Il sistema Brescia ha fatto registrare, finalmente, a fine 2014 un saldo positivo fra aperture e chiusure.

camera di commercio(red.) L’azienda-Brescia pare aver ritrovato, nell’ultima parte dell’anno, un buon passo di crescita, facendo registrare a fine 2014 un saldo positivo fra aperture e chiusure. Lo dicono i numeri elaborati dalla Camera di Commercio di Brescia, sulla base dei dati pervenuti da Unioncamere Lombardia.
Il bilancio è di 331 unità, pari ad un tasso di crescita dello 0,27%, il più elevato da tre anni a questa parte ed in decisa accelerazione rispetto a quello del 2013. Tale risultato è determinato dalla frenata delle cessazioni: nel 2014 hanno chiuso, infatti, 508 imprese in meno rispetto all’anno precedente. A questo dato fa da sponda il numero delle nuove aperture che, nonostante sia inferiore rispetto a quello del 2013, mostra comunque una non sopita voglia di “fare impresa”, anche in un quadro di incertezza come quello attuale. Analizzando la serie storica si evidenzia che il flusso sia delle iscrizioni, sia delle cessazioni, ha il valore più basso da dieci anni a questa parte. Il saldo relativo alle imprese artigiane rimane invece negativo e pari a -491 unità, per un tasso di crescita del -1,34%.
I settori che più hanno contribuito alla vitalità del sistema delle imprese appartengono tutti alle attività di servizio. I saldi più positivi si registrano, infatti, con riferimento ai servizi di supporto alle imprese, al commercio all’ingrosso ed al dettaglio (entrambi +188 unità sul 2013), seguiti dalle attività dei servizi di alloggio e ristorazione (+167 unità) e dalle attività professionali, scientifiche e tecniche (+129 unità).
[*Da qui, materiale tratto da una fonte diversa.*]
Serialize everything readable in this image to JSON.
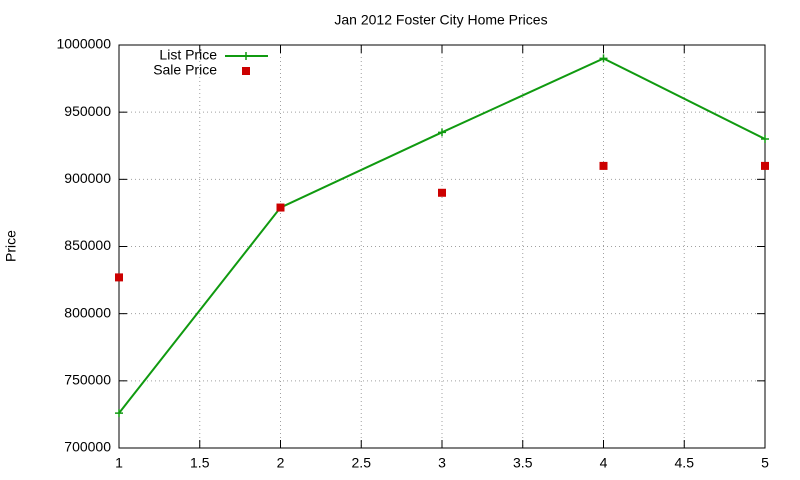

Dal lato opposto le diminuzioni più marcate si registrano nel settore delle costruzioni (-307 unità), nelle attività manifatturiere (-136 unità) e nell’agricoltura (-126 unità).
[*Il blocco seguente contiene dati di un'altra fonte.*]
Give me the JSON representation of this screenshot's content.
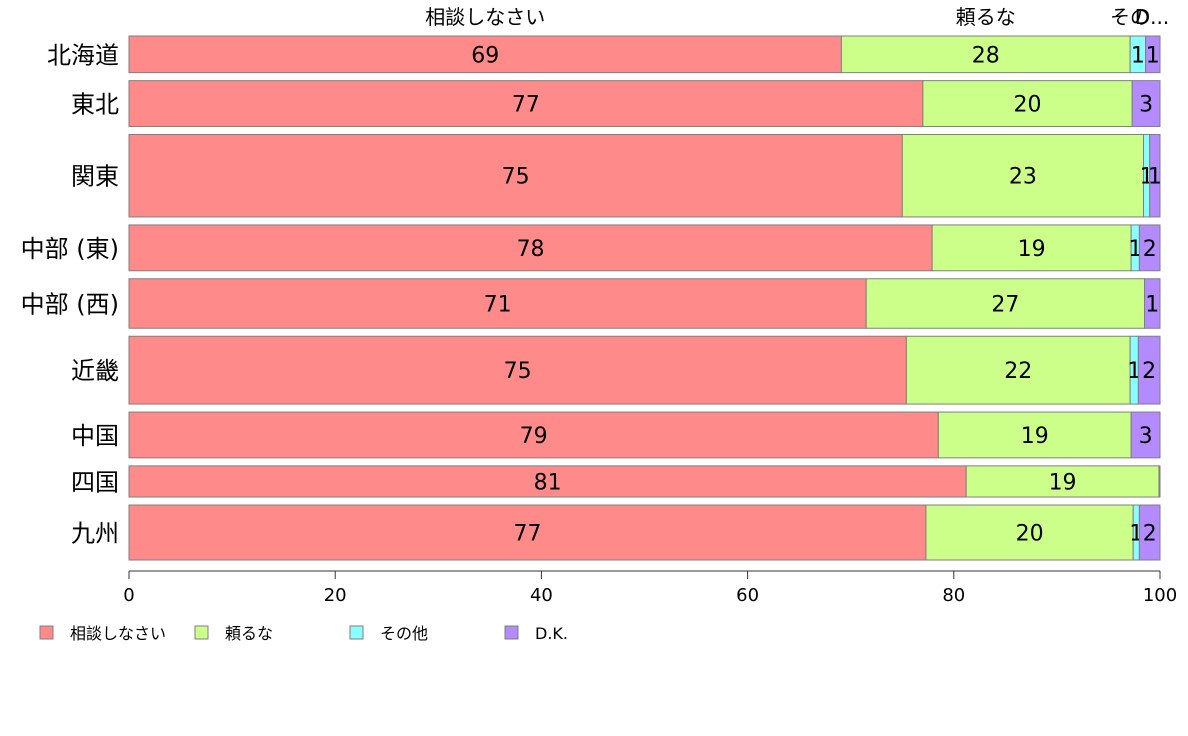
{
  "chart_data": {
    "type": "bar",
    "orientation": "horizontal",
    "stacked": true,
    "categories": [
      "北海道",
      "東北",
      "関東",
      "中部 (東)",
      "中部 (西)",
      "近畿",
      "中国",
      "四国",
      "九州"
    ],
    "series": [
      {
        "name": "相談しなさい",
        "color": "#ff8a8a",
        "values": [
          69.1,
          77.0,
          75.0,
          77.9,
          71.5,
          75.4,
          78.5,
          81.2,
          77.3
        ]
      },
      {
        "name": "頼るな",
        "color": "#ccff8a",
        "values": [
          28.0,
          20.3,
          23.4,
          19.3,
          27.0,
          21.7,
          18.7,
          18.7,
          20.1
        ]
      },
      {
        "name": "その他",
        "color": "#8affff",
        "values": [
          1.5,
          0.0,
          0.6,
          0.8,
          0.0,
          0.8,
          0.0,
          0.0,
          0.6
        ]
      },
      {
        "name": "D.K.",
        "color": "#b48aff",
        "values": [
          1.4,
          2.7,
          1.0,
          2.0,
          1.5,
          2.1,
          2.8,
          0.1,
          2.0
        ]
      }
    ],
    "labels": [
      [
        "69",
        "77",
        "75",
        "78",
        "71",
        "75",
        "79",
        "81",
        "77"
      ],
      [
        "28",
        "20",
        "23",
        "19",
        "27",
        "22",
        "19",
        "19",
        "20"
      ],
      [
        "1",
        "",
        "1",
        "1",
        "",
        "1",
        "",
        "",
        "1"
      ],
      [
        "1",
        "3",
        "1",
        "2",
        "1",
        "2",
        "3",
        "",
        "2"
      ]
    ],
    "bar_weights": [
      1.0,
      1.25,
      2.25,
      1.25,
      1.35,
      1.85,
      1.25,
      0.85,
      1.5
    ],
    "top_labels": [
      "相談しなさい",
      "頼るな",
      "その",
      "D..."
    ],
    "xlim": [
      0,
      100
    ],
    "xticks": [
      0,
      20,
      40,
      60,
      80,
      100
    ],
    "xtick_labels": [
      "0",
      "20",
      "40",
      "60",
      "80",
      "100"
    ],
    "legend_position": "bottom-left",
    "grid": false
  }
}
Analizzando i dati si evidenza che il saldo positivo sia stato determinato quasi esclusivamente dalla robusta dinamica delle società di capitale, cresciute di 527 unità sul 2013, pari ad un tasso di crescita dell’1,68%. Tale dato sottolinea come i nuovi imprenditori preferiscano entrare sul mercato con una forma giuridica di impresa più strutturata e più idonea ad attrarre potenziali investimenti. Anche in ambito artigiano aumentano le società di capitale, mentre diminuiscono tutte le altre tipologie di impresa.